O modelo desenvolvimentista aplicado no Brasil resultou em muitos problemas sociais, como o crescimento das favelas e o aumento da exclusão social, disse o Prof. Dr. Paulo Henrique Martins, do Departamento de Ciências Sociais da Universidade Federal de Pernambuco (UFPE), em entrevista concedida à IHU On-Line, por e-mail. Embora o desenvolvimentismo tenha sido superado em 1980, com a crise financeira do Estado brasileiro e a implantação da Constituição de 1988, os problemas do País não foram resolvidos. A falta de uma crítica antiutilitarista impediu que o Brasil adotasse “um modelo mais descentralizado” do ponto de vista administrativo e decisional, explica. Aperfeiçoou-se assim, uma sociedade de mercado, na qual o lucro se tornou o objetivo central.

O Governo Lula, enfatiza, tenta fazer “renascer o defunto do desenvolvimentismo”. E rebate: “O presidencialismo brasileiro segue uma lógica perversa que tende a fazer do chefe da nação um refém dos grupos de interesse e lobbies que infestam o congresso nacional, os ministérios e todas as instâncias de decisões importantes”, reitera. Atitudes como essa, diz o professor, mostram “a fragilidade do debate antiutilitarista no nosso País”.

Para ampliar o debate sobre a crítica antiutilitarista, de Alain Caillé, o professor estará no Instituto Humanitas Unisinos – IHU, na próxima quarta-feira, 31-10-2007, participando do Ciclo de Estudos Fundamentos Antropológicos da Economia, proferindo a palestra Questionando a hegemonia do determinismo econômico : o movimento antiutilitarista – Alain Caillé (1944). O encontro acontece na sala 1G119, às 19h30min.

Martins graduou-se em Direito pela Universidade Federal de Pernambuco, cursou o mestrado e doutorado em Sociologia pela Universidade de Paris I e pós-doutorado na mesma área na Universidade de Nanterre, Paris X. Diretor da ALAS (Asociación Latino Americana de Sociologia), Martins também é colaborardor da Revue du MAUSS, na França, e vice-presidente da Associação MAUSS (Mouvement Anti-Utilitariste dans lês Sciences Sociales).

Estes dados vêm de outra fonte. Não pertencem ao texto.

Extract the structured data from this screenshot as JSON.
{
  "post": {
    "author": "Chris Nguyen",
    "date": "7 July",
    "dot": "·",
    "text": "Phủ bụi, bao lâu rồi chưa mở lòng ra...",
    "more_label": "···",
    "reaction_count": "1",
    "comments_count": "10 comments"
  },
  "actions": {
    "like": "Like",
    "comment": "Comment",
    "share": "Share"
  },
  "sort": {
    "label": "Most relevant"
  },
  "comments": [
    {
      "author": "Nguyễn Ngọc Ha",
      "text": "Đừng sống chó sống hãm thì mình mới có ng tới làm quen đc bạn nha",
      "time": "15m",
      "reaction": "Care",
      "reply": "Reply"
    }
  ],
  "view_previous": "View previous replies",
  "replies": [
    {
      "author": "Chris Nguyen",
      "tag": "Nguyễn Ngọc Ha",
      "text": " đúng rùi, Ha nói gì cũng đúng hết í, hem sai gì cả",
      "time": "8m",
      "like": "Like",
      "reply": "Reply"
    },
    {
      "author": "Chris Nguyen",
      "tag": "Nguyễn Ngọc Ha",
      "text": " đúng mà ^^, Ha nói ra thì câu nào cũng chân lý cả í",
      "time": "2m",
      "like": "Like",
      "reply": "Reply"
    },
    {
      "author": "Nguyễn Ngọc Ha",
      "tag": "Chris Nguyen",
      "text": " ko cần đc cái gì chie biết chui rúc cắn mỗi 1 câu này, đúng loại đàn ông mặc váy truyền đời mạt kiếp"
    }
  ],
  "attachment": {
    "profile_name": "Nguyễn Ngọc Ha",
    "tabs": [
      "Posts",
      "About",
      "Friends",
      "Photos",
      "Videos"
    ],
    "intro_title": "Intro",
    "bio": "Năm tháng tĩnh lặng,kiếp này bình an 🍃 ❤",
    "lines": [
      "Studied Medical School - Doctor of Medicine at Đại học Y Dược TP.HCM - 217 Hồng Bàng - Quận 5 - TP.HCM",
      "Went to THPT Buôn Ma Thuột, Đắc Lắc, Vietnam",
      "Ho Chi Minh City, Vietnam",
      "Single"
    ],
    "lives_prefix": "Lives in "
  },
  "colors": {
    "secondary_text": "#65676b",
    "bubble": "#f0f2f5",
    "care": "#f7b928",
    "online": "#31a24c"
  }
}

O Jornal do Mauss versão iberolatinoamericana pode ser acessado através do site (www.jormaldomauss.org), no qual está publicada uma entrevista com Alain Caillé. 

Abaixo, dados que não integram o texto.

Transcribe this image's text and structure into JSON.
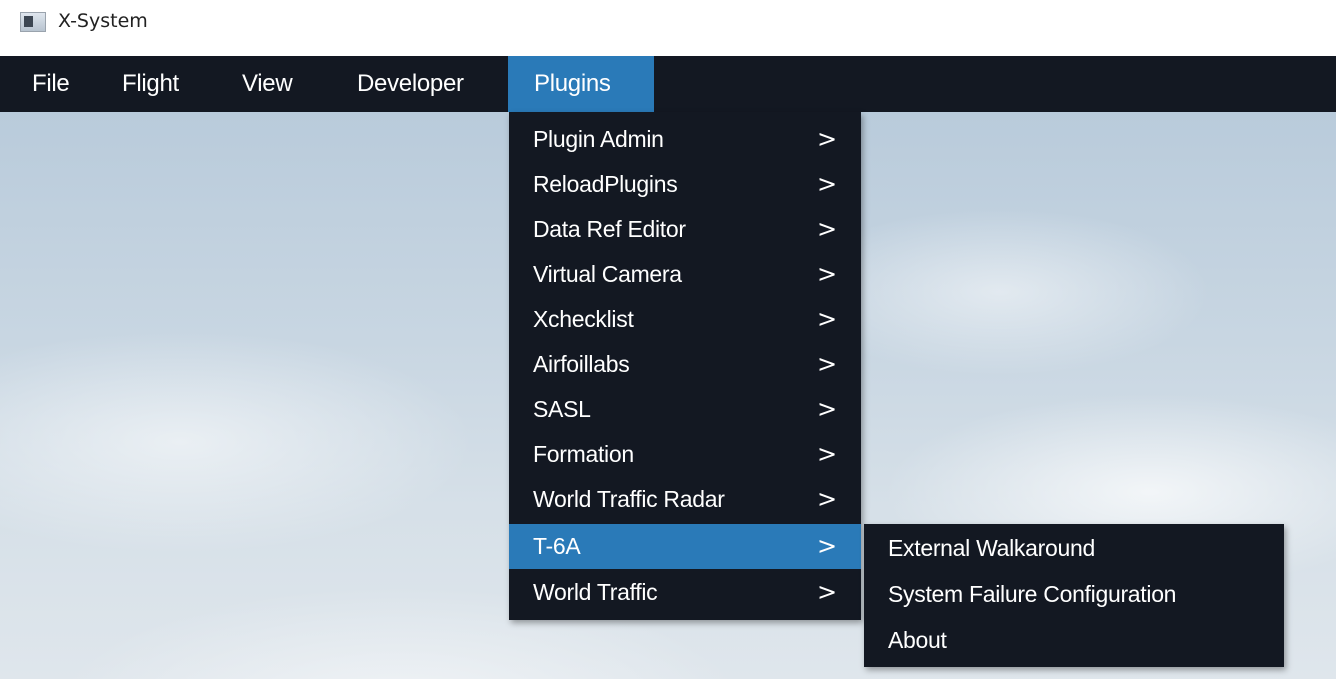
{
  "window": {
    "title": "X-System"
  },
  "menubar": {
    "items": [
      "File",
      "Flight",
      "View",
      "Developer",
      "Plugins"
    ],
    "active": "Plugins"
  },
  "plugins_menu": {
    "items": [
      "Plugin Admin",
      "ReloadPlugins",
      "Data Ref Editor",
      "Virtual Camera",
      "Xchecklist",
      "Airfoillabs",
      "SASL",
      "Formation",
      "World Traffic Radar",
      "T-6A",
      "World Traffic"
    ],
    "active": "T-6A",
    "submenu_indicator": ">"
  },
  "t6a_submenu": {
    "items": [
      "External Walkaround",
      "System Failure Configuration",
      "About"
    ]
  },
  "colors": {
    "menu_bg": "#131822",
    "highlight": "#2a7ab8",
    "text": "#ffffff"
  }
}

Martins concedeu a entrevista “O dom de Marcel Mauss”, em 09-10-2006, à IHU On-Line edição 199, intitulada Os desafios da diversidade sexual.
Entrevista com Paulo Henrique Martins

IHU On-Line - Muitos especialistas dizem que as Ciências Sociais estão em crise. Que fatores levaram a esse problema? Como recuperar uma análise construtiva das Ciências Sociais?
Paulo Henrique Martins –
A princípio, é importante registrar que a idéia de crise, que é muito ampla, precisa ser contextualizada. Na perspectiva da crítica antiutilitarista, a idéia de crise das Ciências Sociais tem a ver com o fato de elas não terem conseguido firmar, de fato, um pensamento crítico que fosse capaz de desconstruir eficazmente a perspectiva do interesse material egoísta como valor básico da vida social, conforme é defendida pela ideologia utilitarista hegemônica. Para Caillé no seu livro A demissão dos intelectuais  , embora a Sociologia tenha surgido como reação à idéia de redução do ser humano a um “homo economicus”, na prática esta reação assumiu formato difuso e limitado e, em certa direção, chegou mesmo a ser capturada pela doutrina utilitarista hegemônica como são testemunhos certas teorias como aquelas da escolha racional e do individualismo metodológico. Repensar as Ciências Sociais implica em repensar os paradigmas fundadores da modernidade. Neste sentido, na crítica maussiana, a saída para a superação dos dois paradigmas típicos da modernidade – o individualista configurado institucionalmente pelo mercado e o holista, pelo Estado – seria investir num terceiro paradigma, o do dom e da associação, mais próprio da experiência diversificada e múltipla da sociedade civil.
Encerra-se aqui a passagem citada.